Maternal, newborn, child and adolescent health

In crisis settings women and girls often lack access to basic health services, such as family planning, prenatal and obstetric care. Due to the high rates of maternal and neonatal deaths in some countries, special focus should be made on ensuring the availability of reproductive health services, especially in camp settings and areas where health facilities and referral services are unavailable. As a result of disrupted health services and vaccine shortages, babies and children often miss out on immunizations against vaccine-preventable diseases, and adolescents need access to education and health care services, including contraception.

Mental health

Programmes for the proper rehabilitation of patients suffering from mental health disorders should be initiated as early as possible, but might not be implemented until the post-emergency phase. Mental health problems might also be present in resettlement situations especially after temporary displacement due to the stress of rebuilding and resettling in an area that is known to be disaster or war prone.

Nutrition

Acute disasters, whether major with long-term impact or temporary, may highlight or worsen a pre-existing malnutrition problem.

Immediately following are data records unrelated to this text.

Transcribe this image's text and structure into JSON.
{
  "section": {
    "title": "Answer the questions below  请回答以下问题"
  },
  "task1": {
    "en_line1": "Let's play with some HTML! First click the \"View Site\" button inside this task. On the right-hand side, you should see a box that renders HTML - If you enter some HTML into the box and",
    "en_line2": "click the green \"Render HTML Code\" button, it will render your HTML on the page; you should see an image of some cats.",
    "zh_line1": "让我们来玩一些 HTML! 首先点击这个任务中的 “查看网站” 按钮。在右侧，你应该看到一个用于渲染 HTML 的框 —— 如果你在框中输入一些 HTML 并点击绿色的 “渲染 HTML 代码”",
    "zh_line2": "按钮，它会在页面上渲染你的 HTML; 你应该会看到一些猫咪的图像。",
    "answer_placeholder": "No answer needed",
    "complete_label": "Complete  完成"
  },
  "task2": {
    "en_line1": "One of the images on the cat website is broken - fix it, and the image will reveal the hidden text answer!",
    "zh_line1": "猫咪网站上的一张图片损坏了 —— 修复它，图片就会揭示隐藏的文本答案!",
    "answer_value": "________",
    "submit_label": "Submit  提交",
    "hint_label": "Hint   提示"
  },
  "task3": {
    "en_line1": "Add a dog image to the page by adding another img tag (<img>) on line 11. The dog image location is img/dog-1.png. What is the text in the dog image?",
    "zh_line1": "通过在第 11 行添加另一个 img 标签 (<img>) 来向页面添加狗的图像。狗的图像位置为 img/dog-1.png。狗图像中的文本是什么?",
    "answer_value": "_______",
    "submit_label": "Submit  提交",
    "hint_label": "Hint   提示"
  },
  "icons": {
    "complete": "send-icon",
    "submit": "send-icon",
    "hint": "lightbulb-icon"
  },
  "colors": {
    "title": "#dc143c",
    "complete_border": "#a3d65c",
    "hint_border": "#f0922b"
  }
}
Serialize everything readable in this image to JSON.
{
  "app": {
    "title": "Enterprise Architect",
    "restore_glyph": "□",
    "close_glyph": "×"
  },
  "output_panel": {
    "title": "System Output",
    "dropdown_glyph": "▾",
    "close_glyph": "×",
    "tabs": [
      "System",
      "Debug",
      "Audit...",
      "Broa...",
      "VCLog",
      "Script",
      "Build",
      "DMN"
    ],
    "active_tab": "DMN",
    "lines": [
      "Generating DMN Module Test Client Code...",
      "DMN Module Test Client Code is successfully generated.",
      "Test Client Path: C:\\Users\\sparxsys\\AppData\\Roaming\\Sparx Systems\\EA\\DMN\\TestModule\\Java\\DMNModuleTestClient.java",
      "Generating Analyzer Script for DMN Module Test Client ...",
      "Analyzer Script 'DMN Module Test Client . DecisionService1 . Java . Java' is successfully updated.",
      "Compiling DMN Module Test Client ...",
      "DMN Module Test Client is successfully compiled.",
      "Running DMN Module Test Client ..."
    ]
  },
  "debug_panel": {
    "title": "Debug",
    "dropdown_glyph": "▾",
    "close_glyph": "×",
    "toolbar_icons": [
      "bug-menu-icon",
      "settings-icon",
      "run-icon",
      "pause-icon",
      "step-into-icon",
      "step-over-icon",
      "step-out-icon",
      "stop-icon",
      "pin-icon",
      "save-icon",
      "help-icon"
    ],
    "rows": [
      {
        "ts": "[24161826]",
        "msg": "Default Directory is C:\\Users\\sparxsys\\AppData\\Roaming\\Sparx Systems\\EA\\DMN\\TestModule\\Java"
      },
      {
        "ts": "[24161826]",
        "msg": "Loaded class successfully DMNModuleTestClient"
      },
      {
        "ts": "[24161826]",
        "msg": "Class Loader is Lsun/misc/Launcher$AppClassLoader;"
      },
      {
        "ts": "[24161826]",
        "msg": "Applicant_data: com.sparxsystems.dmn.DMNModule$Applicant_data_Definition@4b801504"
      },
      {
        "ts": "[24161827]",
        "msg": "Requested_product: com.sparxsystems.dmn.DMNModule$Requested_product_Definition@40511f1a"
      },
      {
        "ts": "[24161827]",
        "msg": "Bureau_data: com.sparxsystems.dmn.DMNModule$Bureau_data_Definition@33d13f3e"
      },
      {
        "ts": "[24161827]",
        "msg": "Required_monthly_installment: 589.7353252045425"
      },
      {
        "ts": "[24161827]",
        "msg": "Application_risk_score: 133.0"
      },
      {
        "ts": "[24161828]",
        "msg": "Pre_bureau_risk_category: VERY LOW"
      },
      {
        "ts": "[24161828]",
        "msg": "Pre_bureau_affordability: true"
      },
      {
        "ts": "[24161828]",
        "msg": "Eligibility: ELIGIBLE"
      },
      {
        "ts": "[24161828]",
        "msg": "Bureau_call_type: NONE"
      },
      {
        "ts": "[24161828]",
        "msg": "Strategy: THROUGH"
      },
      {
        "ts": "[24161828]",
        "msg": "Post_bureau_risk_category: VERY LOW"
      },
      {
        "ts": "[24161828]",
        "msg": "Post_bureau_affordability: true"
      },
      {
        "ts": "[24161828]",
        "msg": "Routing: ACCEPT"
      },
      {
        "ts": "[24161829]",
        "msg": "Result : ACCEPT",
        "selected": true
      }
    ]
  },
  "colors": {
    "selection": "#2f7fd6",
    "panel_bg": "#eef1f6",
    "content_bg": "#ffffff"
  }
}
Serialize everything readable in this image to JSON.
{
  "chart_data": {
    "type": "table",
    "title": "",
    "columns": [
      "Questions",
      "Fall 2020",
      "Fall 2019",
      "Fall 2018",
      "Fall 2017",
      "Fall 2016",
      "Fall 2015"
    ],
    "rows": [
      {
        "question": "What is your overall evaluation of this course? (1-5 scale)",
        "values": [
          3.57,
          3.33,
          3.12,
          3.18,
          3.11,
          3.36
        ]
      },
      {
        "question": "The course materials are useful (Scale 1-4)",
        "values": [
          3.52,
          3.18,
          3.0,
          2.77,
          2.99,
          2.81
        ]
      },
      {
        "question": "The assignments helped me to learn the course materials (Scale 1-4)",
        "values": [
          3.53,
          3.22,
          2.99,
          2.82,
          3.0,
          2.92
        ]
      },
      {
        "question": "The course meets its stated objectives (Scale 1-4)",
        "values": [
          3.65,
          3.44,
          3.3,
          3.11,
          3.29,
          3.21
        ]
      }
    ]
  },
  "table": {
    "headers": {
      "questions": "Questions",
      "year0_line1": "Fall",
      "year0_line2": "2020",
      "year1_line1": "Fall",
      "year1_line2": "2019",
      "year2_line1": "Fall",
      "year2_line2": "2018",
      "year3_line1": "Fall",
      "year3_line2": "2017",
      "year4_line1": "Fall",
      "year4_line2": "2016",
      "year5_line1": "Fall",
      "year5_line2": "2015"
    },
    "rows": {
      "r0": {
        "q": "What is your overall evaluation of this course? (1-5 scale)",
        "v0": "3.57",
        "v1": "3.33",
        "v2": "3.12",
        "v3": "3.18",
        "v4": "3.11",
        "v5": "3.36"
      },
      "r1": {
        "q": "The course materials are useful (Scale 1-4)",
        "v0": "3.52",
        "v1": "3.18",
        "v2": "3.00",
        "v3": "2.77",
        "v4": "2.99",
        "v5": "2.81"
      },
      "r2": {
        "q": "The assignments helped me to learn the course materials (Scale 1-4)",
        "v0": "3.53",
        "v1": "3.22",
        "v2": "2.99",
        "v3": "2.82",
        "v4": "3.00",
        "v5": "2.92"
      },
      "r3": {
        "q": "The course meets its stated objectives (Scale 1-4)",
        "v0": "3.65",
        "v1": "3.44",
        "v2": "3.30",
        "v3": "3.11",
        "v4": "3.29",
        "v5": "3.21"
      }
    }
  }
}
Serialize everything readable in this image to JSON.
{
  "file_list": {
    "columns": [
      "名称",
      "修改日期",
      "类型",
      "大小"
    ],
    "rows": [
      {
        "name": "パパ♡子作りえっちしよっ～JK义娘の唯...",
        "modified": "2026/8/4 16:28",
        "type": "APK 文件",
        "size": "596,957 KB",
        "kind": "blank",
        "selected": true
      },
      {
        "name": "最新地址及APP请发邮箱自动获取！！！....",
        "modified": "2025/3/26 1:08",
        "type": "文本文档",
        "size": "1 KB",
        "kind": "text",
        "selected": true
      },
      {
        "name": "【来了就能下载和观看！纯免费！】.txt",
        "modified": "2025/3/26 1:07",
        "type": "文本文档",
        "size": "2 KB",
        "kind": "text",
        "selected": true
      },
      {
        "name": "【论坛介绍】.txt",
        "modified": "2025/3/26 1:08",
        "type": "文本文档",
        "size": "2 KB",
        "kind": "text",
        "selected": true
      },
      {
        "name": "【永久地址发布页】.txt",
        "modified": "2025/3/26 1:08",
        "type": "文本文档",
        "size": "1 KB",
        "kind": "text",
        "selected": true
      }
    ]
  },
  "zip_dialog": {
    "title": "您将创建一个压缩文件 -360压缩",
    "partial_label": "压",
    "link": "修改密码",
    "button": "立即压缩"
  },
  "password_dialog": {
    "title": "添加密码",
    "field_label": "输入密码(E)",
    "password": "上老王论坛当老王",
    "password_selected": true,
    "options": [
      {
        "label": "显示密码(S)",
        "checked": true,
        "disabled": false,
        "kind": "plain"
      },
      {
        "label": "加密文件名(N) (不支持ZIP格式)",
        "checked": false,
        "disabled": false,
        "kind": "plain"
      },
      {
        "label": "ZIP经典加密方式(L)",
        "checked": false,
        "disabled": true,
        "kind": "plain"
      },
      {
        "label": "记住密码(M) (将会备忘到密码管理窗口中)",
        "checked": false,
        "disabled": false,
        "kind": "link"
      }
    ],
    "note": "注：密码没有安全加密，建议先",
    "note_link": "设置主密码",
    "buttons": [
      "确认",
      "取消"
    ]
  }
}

A critical factor is the synergy between malnutrition and infection: malnutrition prevalence may be increased by high rates of infectious diseases such as measles, diarrhoea, dysentery, acute respiratory infections, malaria. The most common vulnerable groups include children under 5 years of age, pregnant and lactating women, older adults, unaccompanied children, individuals with disabilities, and individuals with chronic illnesses (e.g. patients suffering from tuberculosis).

Trauma and surgical care

Increased numbers of injured patients can face challenges finding trauma care and surgical services as a result of shortages in qualified health staff, medicines, and medical supplies. The availability of referral services may also be limited.

Water Sanitation and Health

Disrupted water and sanitation systems limit the supply of safe water for populations and health facilities, and increase the risk of waterborne and vector-borne diseases.